[#62] Proofread the tutorial README

ipums · Dec 1, 2022 · a3b32a8 · a3b32a8
1 parent 3fdf929
commit a3b32a8
Showing 1 changed file with 14 additions and 15 deletions.
diff --git a/examples/tutorial/README.md b/examples/tutorial/README.md
@@ -23,21 +23,27 @@ dataset A to be aged 50 in dataset B.
 
 ## The Config File and Linking Strategy
 
-To link these two datasets, we a configuration file that directs
+To link these two datasets, we need a configuration file that directs
 hlink on what operations to perform and how to determine when a link is found. For
 our tutorial example, we'll use deterministic linking, but hlink is also capable
 of using machine learning models to classify possible links between the datasets.
 
 In this section we'll walk through the process of creating the tutorial\_config.toml
 file that can be found in this directory. Creating a config file can be complicated.
-See the hlink documentation for a detailed explanation of the different config
-file sections and keys.
+See the [hlink documentation](https://hlink.docs.ipums.org) for a detailed
+explanation of the different config file sections and keys.
 
 The first step in creating a config file is describing the data to hlink. The
 `id_column` key tells hlink the name of the id column which uniquely identifies
 each record in a dataset. In our case, this is "ID". The `datasource_a`
 and `datasource_b` sections give hlink information about where to find the input
-files. We give hlink the relative path to our data files in these sections.
+files. We give hlink the relative path to our data files in these sections. Each
+column that we want to read from the dataset files into hlink must appear in a
+`column_mappings` section. By default a `column_mappings` section reads in the
+column unchanged, but it can also be used to perform some preprocessing and
+cleaning on the column as it is read in. In our config file, we have hlink
+lowercase names and strip leading and trailing whitespace to support comparability
+between the datasets.
 
 After describing the data to hlink, we need to think about our linking strategy.

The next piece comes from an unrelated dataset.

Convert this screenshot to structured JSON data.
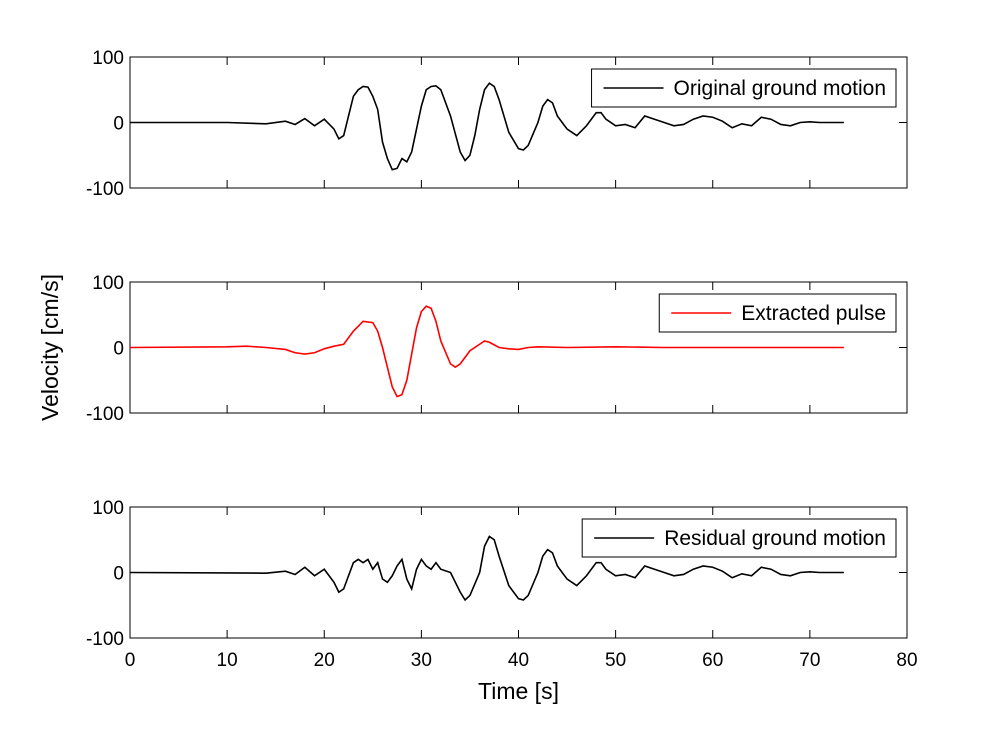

 How will we determine who links between the two datasets? Do we need to do any
@@ -76,13 +82,6 @@ threshold of 0.84. If a single record pair reaches both thresholds, then we call
 it a link! This pair of records will end up in `potential_matches.csv` when the
 script completes.
 
-In the real world, it's very likely that the names in dataset A and dataset B
-are not consistently formatted. This is where the `column_mappings` section
-comes in. It tells hlink to perform some data cleaning in the preprocessing step
-before matching occurs. The column mappings in the tutorial config file strip
-whitespace from the names and lowercase them to remove discrepancies in formatting
-between the two datasets.
-
 Now that the config file is written, we can run hlink to generate some links. See
 the next section for a description of the tutorial script that runs hlink.
 
@@ -93,11 +92,11 @@ hlink to generate potential matches between the two datasets. It creates a `Link
 which is the main way to control the hlink library. After analyzing the
 config file for errors, it runs two link tasks: preprocessing and matching.
 
-The preprocessing task reads the data from the datasets in and does the data
+The preprocessing task reads in the data from the datasets and does the data
 cleaning and column mapping that we've asked it to do for us in the config file.
 
 The matching task does the real linking work, finding links between the two datasets.

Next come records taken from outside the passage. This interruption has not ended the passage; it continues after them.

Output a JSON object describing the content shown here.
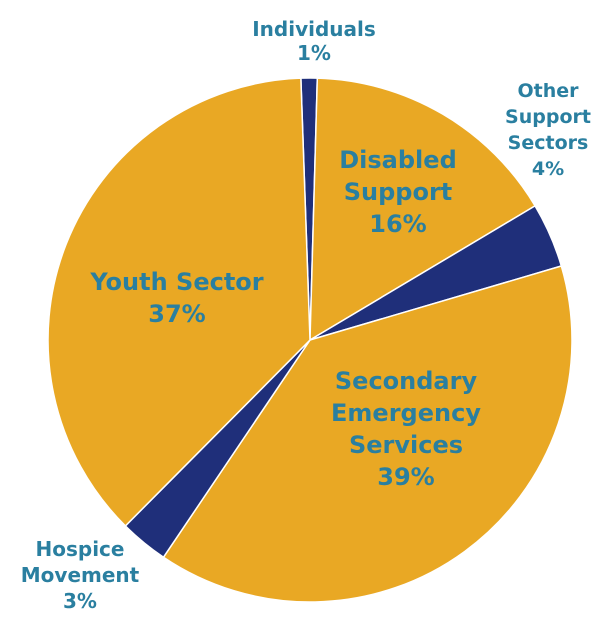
{
  "chart_data": {
    "type": "pie",
    "title": "",
    "start_angle_deg": -2,
    "direction": "clockwise",
    "slices": [
      {
        "label_lines": [
          "Individuals"
        ],
        "percent_label": "1%",
        "value": 1,
        "color": "#1f2f7a",
        "label_color": "#2a7fa0",
        "label_placement": "outside"
      },
      {
        "label_lines": [
          "Disabled",
          "Support"
        ],
        "percent_label": "16%",
        "value": 16,
        "color": "#e9a824",
        "label_color": "#2a7fa0",
        "label_placement": "inside"
      },
      {
        "label_lines": [
          "Other",
          "Support",
          "Sectors"
        ],
        "percent_label": "4%",
        "value": 4,
        "color": "#1f2f7a",
        "label_color": "#2a7fa0",
        "label_placement": "outside"
      },
      {
        "label_lines": [
          "Secondary",
          "Emergency",
          "Services"
        ],
        "percent_label": "39%",
        "value": 39,
        "color": "#e9a824",
        "label_color": "#2a7fa0",
        "label_placement": "inside"
      },
      {
        "label_lines": [
          "Hospice",
          "Movement"
        ],
        "percent_label": "3%",
        "value": 3,
        "color": "#1f2f7a",
        "label_color": "#2a7fa0",
        "label_placement": "outside"
      },
      {
        "label_lines": [
          "Youth Sector"
        ],
        "percent_label": "37%",
        "value": 37,
        "color": "#e9a824",
        "label_color": "#2a7fa0",
        "label_placement": "inside"
      }
    ],
    "legend": "none",
    "slice_border_color": "#ffffff"
  }
}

-It stores its results in a `potential_matches` spark table. The script saves this
+It stores its results in a `potential_matches` Spark table. The script saves this
 table to the `potential_matches.csv` file and prints it to the screen.
 
 ## Getting and Interpreting Results
@@ -113,10 +112,10 @@ that they look reasonable. Some links may be more reasonable than others!
 
 - After running the tutorial script once, run it again. This time it should print
 statements like `Preexisting table: raw_df_a`. If hlink finds that a Spark table
-already exists when it goes to compute it, it will use the pre-existing table
+already exists when it goes to compute it, it will use the preexisting table
 instead of recomputing it. To prevent this from happening, try passing the
 `--clean` argument to tutorial.py. This will tell the script to drop all of the
-pre-existing tables before it runs the linking job.
+preexisting tables before it runs the linking job.
 
 - Try increasing or decreasing the Jaro-Winkler thresholds in the config file.
 How does this affect the matches that are generated?